Hamm stops him before he leaves and thanks him for his services. Clov thanks him, and Hamm says they are obliged to each other. He asks him for a last favor, to cover him with the sheet, but Clov has already left. He tries to move the chair with the gaff. Clov enters, outfitted for his journey. Hamm doesn't know he's there, and throws away the useless gaff. He cleans his glasses, and recites some poetry (the opening quatrain of Charles Baudelaire's sonnet, "Recueillement"). He resumes telling his story about the man and his child, repeating how the man wanted his child with him. Hamm recalls it was the moment he was waiting for; he asked the man if he didn't want to abandon his son and prevent him from blooming while the man dies. He also addresses the child, and says that his father knows only death. Hamm twice calls out "Father" and, not hearing anything, says, "We're coming." He discards his dog and his whistle. He calls out for Clov, but hears nothing. He takes out his handkerchief, unfolds it, and says "You…remain." He covers his face with the handkerchief and sits motionless.

Analysis

The ending is the beginning; Clov has not left after all, Hamm is again covered with the handkerchief, and they are doomed to repeat the same day over again.
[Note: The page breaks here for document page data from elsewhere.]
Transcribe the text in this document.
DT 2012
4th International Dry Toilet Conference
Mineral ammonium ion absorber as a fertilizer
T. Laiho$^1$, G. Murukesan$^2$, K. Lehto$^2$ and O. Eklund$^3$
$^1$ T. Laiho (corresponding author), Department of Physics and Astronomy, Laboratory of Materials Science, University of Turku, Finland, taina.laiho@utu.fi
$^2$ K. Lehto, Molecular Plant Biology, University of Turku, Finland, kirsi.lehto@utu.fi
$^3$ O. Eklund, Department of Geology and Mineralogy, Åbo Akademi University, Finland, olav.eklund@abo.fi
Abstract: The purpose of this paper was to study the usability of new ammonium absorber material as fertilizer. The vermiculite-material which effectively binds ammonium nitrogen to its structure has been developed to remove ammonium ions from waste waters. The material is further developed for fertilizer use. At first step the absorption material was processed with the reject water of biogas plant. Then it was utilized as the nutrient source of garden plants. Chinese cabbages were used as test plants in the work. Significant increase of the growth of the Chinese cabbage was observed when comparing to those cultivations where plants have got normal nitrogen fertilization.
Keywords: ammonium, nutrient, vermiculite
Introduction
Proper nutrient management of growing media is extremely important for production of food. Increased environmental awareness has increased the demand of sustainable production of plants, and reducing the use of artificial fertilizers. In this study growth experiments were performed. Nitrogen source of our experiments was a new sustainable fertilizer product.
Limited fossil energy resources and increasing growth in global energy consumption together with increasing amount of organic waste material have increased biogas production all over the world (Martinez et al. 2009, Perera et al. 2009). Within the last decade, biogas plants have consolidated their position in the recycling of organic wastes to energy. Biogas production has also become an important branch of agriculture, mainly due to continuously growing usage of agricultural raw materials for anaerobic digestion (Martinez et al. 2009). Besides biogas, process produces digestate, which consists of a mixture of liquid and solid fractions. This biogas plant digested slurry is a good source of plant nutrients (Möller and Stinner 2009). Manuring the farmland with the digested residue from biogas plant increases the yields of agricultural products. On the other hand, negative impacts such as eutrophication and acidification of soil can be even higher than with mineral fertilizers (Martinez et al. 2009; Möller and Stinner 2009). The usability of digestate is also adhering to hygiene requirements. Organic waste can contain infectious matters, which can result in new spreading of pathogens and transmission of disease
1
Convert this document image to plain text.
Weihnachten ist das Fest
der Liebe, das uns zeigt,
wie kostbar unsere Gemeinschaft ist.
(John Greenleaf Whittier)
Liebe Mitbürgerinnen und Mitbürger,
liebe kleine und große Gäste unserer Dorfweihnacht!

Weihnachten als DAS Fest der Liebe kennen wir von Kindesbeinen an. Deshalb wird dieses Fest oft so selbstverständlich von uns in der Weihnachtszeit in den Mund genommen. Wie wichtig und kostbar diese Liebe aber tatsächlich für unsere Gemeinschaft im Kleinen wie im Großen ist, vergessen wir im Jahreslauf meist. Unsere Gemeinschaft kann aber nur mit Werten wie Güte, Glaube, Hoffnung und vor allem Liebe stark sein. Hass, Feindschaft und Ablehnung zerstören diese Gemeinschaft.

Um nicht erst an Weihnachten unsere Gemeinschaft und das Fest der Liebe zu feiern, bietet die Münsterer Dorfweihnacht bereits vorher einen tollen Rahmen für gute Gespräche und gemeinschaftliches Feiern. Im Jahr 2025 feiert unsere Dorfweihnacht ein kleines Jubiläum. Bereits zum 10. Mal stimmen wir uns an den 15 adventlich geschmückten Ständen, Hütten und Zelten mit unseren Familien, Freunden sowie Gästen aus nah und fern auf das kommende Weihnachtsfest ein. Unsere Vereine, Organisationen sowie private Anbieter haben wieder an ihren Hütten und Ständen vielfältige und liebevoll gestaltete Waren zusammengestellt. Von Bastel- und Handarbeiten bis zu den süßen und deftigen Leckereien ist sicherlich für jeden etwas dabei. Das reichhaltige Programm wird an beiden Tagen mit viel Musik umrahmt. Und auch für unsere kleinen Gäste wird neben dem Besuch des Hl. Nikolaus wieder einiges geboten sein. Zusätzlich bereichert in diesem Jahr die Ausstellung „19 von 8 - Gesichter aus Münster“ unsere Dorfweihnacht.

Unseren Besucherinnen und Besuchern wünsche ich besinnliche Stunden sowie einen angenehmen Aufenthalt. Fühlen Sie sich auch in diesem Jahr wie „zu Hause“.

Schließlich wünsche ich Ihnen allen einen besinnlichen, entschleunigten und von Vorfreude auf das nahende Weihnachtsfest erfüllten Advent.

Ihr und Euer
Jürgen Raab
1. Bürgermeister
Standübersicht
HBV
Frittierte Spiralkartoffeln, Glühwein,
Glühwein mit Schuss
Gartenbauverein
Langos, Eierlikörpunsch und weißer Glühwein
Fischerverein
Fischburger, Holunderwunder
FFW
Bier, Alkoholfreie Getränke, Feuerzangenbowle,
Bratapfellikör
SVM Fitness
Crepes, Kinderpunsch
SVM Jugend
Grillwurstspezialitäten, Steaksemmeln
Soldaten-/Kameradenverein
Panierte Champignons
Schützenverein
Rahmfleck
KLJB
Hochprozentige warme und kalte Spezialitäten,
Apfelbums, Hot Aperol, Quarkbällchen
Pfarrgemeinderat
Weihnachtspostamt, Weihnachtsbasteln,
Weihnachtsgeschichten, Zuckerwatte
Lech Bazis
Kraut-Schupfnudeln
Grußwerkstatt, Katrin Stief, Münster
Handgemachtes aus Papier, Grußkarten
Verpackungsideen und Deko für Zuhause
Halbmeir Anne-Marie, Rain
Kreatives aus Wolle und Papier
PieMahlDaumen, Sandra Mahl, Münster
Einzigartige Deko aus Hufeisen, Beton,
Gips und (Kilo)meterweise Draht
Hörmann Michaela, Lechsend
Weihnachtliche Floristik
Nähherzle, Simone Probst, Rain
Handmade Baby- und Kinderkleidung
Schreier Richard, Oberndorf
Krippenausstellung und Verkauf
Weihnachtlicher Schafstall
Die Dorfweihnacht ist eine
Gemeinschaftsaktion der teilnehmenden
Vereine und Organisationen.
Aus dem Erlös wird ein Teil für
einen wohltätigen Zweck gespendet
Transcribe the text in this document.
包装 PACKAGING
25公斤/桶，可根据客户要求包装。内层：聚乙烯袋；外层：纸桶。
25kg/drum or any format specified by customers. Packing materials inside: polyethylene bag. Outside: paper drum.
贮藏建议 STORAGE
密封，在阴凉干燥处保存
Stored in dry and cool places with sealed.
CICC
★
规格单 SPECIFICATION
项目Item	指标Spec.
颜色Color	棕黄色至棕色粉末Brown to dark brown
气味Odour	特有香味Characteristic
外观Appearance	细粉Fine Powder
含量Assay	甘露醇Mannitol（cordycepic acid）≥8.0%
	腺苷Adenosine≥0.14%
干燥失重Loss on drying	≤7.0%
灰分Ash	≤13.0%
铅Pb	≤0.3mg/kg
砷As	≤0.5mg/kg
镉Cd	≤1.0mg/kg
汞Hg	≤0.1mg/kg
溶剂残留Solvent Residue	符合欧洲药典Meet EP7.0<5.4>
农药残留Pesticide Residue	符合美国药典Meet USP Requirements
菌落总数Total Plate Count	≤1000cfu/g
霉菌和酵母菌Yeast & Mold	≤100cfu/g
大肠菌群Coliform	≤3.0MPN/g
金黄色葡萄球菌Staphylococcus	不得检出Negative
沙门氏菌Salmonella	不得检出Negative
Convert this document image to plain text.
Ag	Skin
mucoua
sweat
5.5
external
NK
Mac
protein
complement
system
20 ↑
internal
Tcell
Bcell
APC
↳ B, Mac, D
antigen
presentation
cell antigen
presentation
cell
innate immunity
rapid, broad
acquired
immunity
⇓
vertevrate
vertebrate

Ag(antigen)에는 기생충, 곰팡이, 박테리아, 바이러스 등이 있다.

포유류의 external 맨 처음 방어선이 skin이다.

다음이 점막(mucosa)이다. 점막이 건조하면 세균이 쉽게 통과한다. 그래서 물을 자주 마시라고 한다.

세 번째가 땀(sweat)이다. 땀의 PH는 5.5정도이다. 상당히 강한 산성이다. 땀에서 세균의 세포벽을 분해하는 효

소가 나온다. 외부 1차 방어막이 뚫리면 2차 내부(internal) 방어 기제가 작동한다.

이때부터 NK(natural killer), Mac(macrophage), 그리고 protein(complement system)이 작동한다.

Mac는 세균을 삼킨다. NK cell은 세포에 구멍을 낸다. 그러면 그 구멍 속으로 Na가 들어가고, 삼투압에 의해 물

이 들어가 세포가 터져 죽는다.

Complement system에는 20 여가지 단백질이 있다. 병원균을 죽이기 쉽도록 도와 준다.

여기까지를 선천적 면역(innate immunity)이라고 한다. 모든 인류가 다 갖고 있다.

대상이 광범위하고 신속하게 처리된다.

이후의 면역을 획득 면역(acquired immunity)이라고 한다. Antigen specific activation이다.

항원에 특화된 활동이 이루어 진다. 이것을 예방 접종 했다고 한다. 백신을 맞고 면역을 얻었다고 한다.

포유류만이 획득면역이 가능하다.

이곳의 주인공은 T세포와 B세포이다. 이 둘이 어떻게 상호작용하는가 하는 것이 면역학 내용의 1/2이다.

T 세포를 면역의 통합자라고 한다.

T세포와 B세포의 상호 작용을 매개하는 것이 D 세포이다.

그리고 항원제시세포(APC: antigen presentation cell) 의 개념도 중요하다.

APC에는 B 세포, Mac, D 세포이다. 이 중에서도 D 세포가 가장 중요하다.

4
Beckett teases us by briefly resolving the tension over Clov's departure, but he returns, and neither death nor a willful escape will ever arrive in his cyclical existence. The child who appears outside is a figure of resurrection and recreation that Hamm and Clov fear, as his ability to procreate confirms their fears that life is, indeed, cyclical.

But it is their fault alone that life is cyclical; Clov chooses to return, and Hamm is reluctant to end the game, and even to end his final story, to which he keeps adding. But his attachment to life is hardly positive, and if he can't enjoy it, then he tries his best to make sure others can't, either. With the knowledge of his heinous refusal to give Mother Pegg the light she needed to live, alongside his stinginess with food in his story about the man and child, Clov's cruel deprivation of Hamm's pain-killer and other amenities makes sense. The irony is also apparent; blind Hamm wants to keep others in the dark as well, and his cleaning his glasses is a poignant, futile act. Clov, too, ends pessimistically; his dour list of the things "They said" are, according to a journal of Beckett's, the five dispensers of life's consolations (in Clov's order): love, friendship, nature, science, and mercy. He is a believer in none of these things, all having betrayed him (the first three are obvious; science proves no cure to their problems, and no one has mercy on them, nor do they have mercy on anyone else).

The play also finishes on a self-conscious note designed to make the audience more aware of its status as a play; just as neither Hamm nor Clov can escape, neither should the audience be allowed to escape into the fantasy of the theater. Hamm makes references to his aside, his final soliloquy, and an "underplot," and his replacing the handkerchief creates a final image of a theater curtain closing—one that will only open again tomorrow.